MultiVectorBiEncoderConfig

class lightning_ir.bi_encoder.bi_encoder_config.MultiVectorBiEncoderConfig(query_length: int | None = 32, doc_length: int | None = 512, similarity_function: 'cosine' | 'dot' = 'dot', normalization: 'l2' | None = None, sparsification: None | 'relu' | 'relu_log' | 'relu_2xlog' = None, add_marker_tokens: bool = False, query_mask_scoring_tokens: Sequence[str] | 'punctuation' | None = None, doc_mask_scoring_tokens: Sequence[str] | 'punctuation' | None = None, query_aggregation_function: 'sum' | 'mean' | 'max' = 'sum', doc_aggregation_function: 'sum' | 'mean' | 'max' = 'max', **kwargs)[source]

Bases: BiEncoderConfig

Configuration class for a multi-vector bi-encoder model.

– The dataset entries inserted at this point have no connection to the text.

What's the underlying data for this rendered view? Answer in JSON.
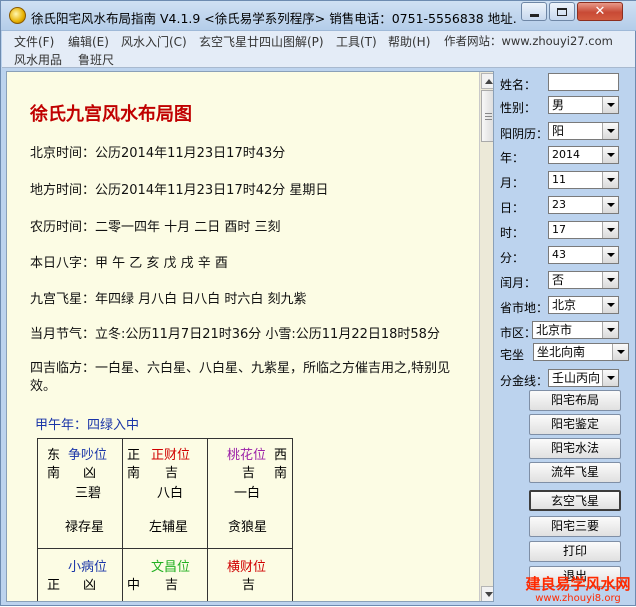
{
  "window": {
    "title": "徐氏阳宅风水布局指南 V4.1.9 <徐氏易学系列程序> 销售电话：0751-5556838 地址..."
  },
  "menu": [
    "文件(F)",
    "编辑(E)",
    "风水入门(C)",
    "玄空飞星廿四山图解(P)",
    "工具(T)",
    "帮助(H)",
    "作者网站：www.zhouyi27.com"
  ],
  "toolbar2": [
    "风水用品",
    "鲁班尺"
  ],
  "document": {
    "title": "徐氏九宫风水布局图",
    "lines": [
      "北京时间：公历2014年11月23日17时43分",
      "地方时间：公历2014年11月23日17时42分   星期日",
      "农历时间：二零一四年  十月  二日  酉时  三刻",
      "本日八字：甲 午     乙 亥     戊 戌     辛 酉",
      "九宫飞星：年四绿    月八白    日八白    时六白    刻九紫",
      "当月节气：立冬:公历11月7日21时36分 小雪:公历11月22日18时58分",
      "四吉临方：一白星、六白星、八白星、九紫星，所临之方催吉用之,特别见效。"
    ],
    "year_star": "甲午年：四绿入中",
    "palaces": [
      {
        "dir_a": "东",
        "name": "争吵位",
        "dir_b": "南",
        "luck": "凶",
        "star": "三碧",
        "aux": "禄存星",
        "name_color": "#1a35a8"
      },
      {
        "dir_a": "正",
        "name": "正财位",
        "dir_b": "南",
        "luck": "吉",
        "star": "八白",
        "aux": "左辅星",
        "name_color": "#d00000"
      },
      {
        "dir_a": "西",
        "name": "桃花位",
        "dir_b": "南",
        "luck": "吉",
        "star": "一白",
        "aux": "贪狼星",
        "name_color": "#9b1fa8"
      }
    ],
    "palaces_row2": [
      {
        "dir_a": "正",
        "name": "小病位",
        "luck": "凶",
        "name_color": "#1a35a8"
      },
      {
        "dir_a": "中",
        "name": "文昌位",
        "luck": "吉",
        "name_color": "#22b022"
      },
      {
        "dir_a": "",
        "name": "横财位",
        "luck": "吉",
        "name_color": "#d00000"
      }
    ]
  },
  "side": {
    "name_label": "姓名：",
    "name_value": "",
    "fields": [
      {
        "label": "性别：",
        "value": "男"
      },
      {
        "label": "阳阴历：",
        "value": "阳"
      },
      {
        "label": "年：",
        "value": "2014"
      },
      {
        "label": "月：",
        "value": "11"
      },
      {
        "label": "日：",
        "value": "23"
      },
      {
        "label": "时：",
        "value": "17"
      },
      {
        "label": "分：",
        "value": "43"
      },
      {
        "label": "闰月：",
        "value": "否"
      },
      {
        "label": "省市地：",
        "value": "北京"
      },
      {
        "label": "市区：",
        "value": "北京市"
      },
      {
        "label": "宅坐",
        "value": "坐北向南"
      },
      {
        "label": "分金线：",
        "value": "壬山丙向"
      }
    ],
    "buttons": [
      "阳宅布局",
      "阳宅鉴定",
      "阳宅水法",
      "流年飞星",
      "玄空飞星",
      "阳宅三要",
      "打印",
      "退出"
    ]
  },
  "watermark": {
    "line1": "建良易学风水网",
    "line2": "www.zhouyi8.org"
  }
}
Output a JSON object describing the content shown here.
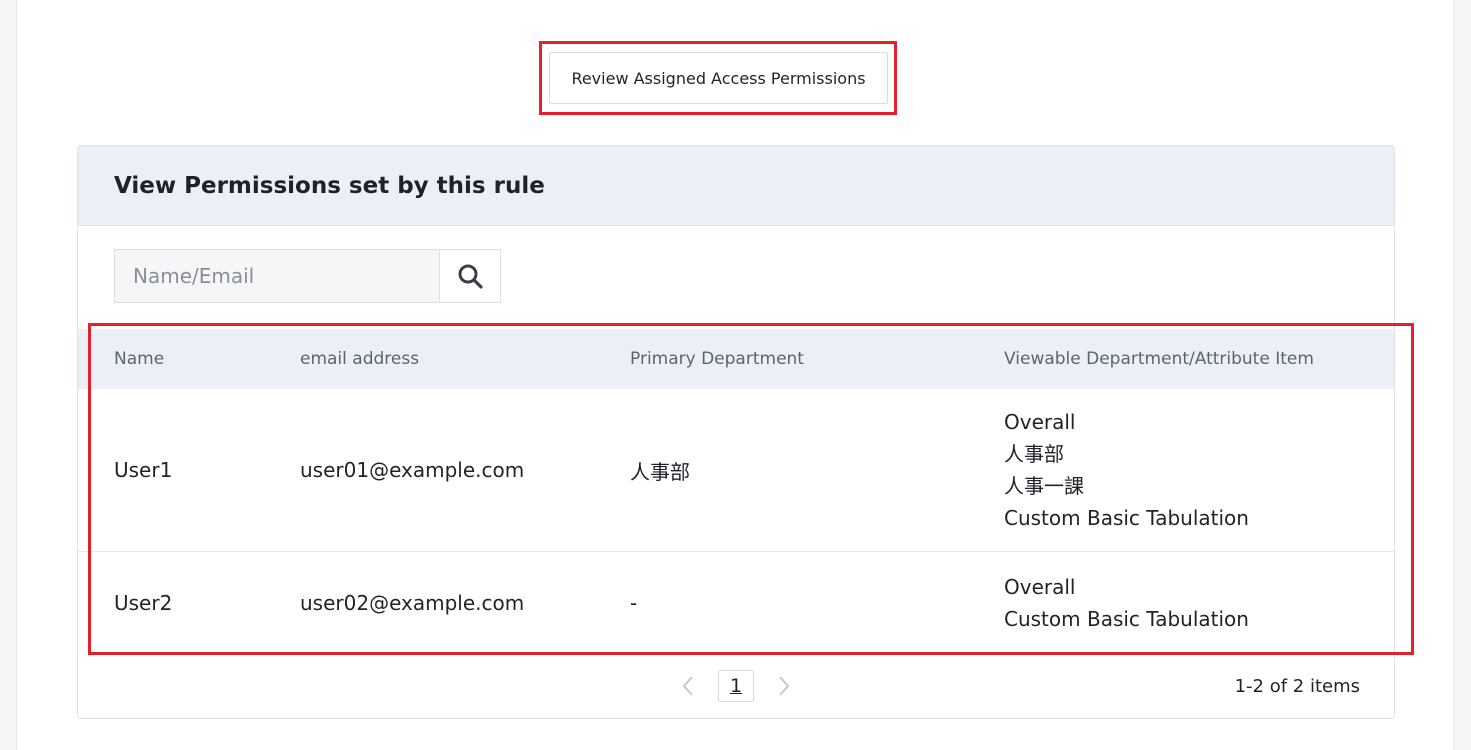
{
  "review_button": {
    "label": "Review Assigned Access Permissions"
  },
  "panel": {
    "title": "View Permissions set by this rule",
    "search": {
      "placeholder": "Name/Email",
      "value": ""
    },
    "table": {
      "columns": [
        "Name",
        "email address",
        "Primary Department",
        "Viewable Department/Attribute Item"
      ],
      "rows": [
        {
          "name": "User1",
          "email": "user01@example.com",
          "primary_department": "人事部",
          "viewable": [
            "Overall",
            "人事部",
            "人事一課",
            "Custom Basic Tabulation"
          ]
        },
        {
          "name": "User2",
          "email": "user02@example.com",
          "primary_department": "-",
          "viewable": [
            "Overall",
            "Custom Basic Tabulation"
          ]
        }
      ]
    },
    "pagination": {
      "current_page": "1",
      "info": "1-2 of 2 items"
    }
  },
  "colors": {
    "annotation": "#e3202b",
    "header_bg": "#ebf0f7"
  }
}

__init__(query_length: int | None = 32, doc_length: int | None = 512, similarity_function: 'cosine' | 'dot' = 'dot', normalization: 'l2' | None = None, sparsification: None | 'relu' | 'relu_log' | 'relu_2xlog' = None, add_marker_tokens: bool = False, query_mask_scoring_tokens: Sequence[str] | 'punctuation' | None = None, doc_mask_scoring_tokens: Sequence[str] | 'punctuation' | None = None, query_aggregation_function: 'sum' | 'mean' | 'max' = 'sum', doc_aggregation_function: 'sum' | 'mean' | 'max' = 'max', **kwargs)[source]

A multi-vector bi-encoder model keeps the representation of all tokens in query or document and computes a relevance score by aggregating the similarities of query-document token pairs. Optionally, some tokens can be masked out during scoring.

Parameters:
  • query_length (int | None) – Maximum number of tokens per query. If None does not truncate. Defaults to 32.

  • doc_length (int | None) – Maximum number of tokens per document. If None does not truncate. Defaults to 512.

  • similarity_function (Literal['cosine', 'dot']) – Similarity function to compute scores between query and document embeddings. Defaults to “dot”.

  • normalization (Literal['l2'] | None) – Whether to normalize query and document embeddings. Defaults to None.

  • sparsification (Literal['relu', 'relu_log', 'relu_2xlog'] | None) – Whether and which sparsification function to apply. Defaults to None.

  • add_marker_tokens (bool) – Whether to prepend extra marker tokens [Q] / [D] to queries / documents. Defaults to False.

  • query_mask_scoring_tokens (Sequence[str] | Literal['punctuation'] | None) – Whether and which query tokens to ignore during scoring. Defaults to None.

  • doc_mask_scoring_tokens (Sequence[str] | Literal['punctuation'] | None) – Whether and which document tokens to ignore during scoring. Defaults to None.

  • query_aggregation_function (Literal['sum', 'mean', 'max']) – How to aggregate similarity scores over query tokens. Defaults to “sum”.

  • doc_aggregation_function (Literal['sum', 'mean', 'max']) – How to aggregate similarity scores over doc tokens. Defaults to “max”.

Methods

__init__([query_length, doc_length, ...])

A multi-vector bi-encoder model keeps the representation of all tokens in query or document and computes a relevance score by aggregating the similarities of query-document token pairs.

Attributes

model_type

Model type for multi-vector bi-encoder models.

model_type: str = 'multi-vector-bi-encoder'

Model type for multi-vector bi-encoder models.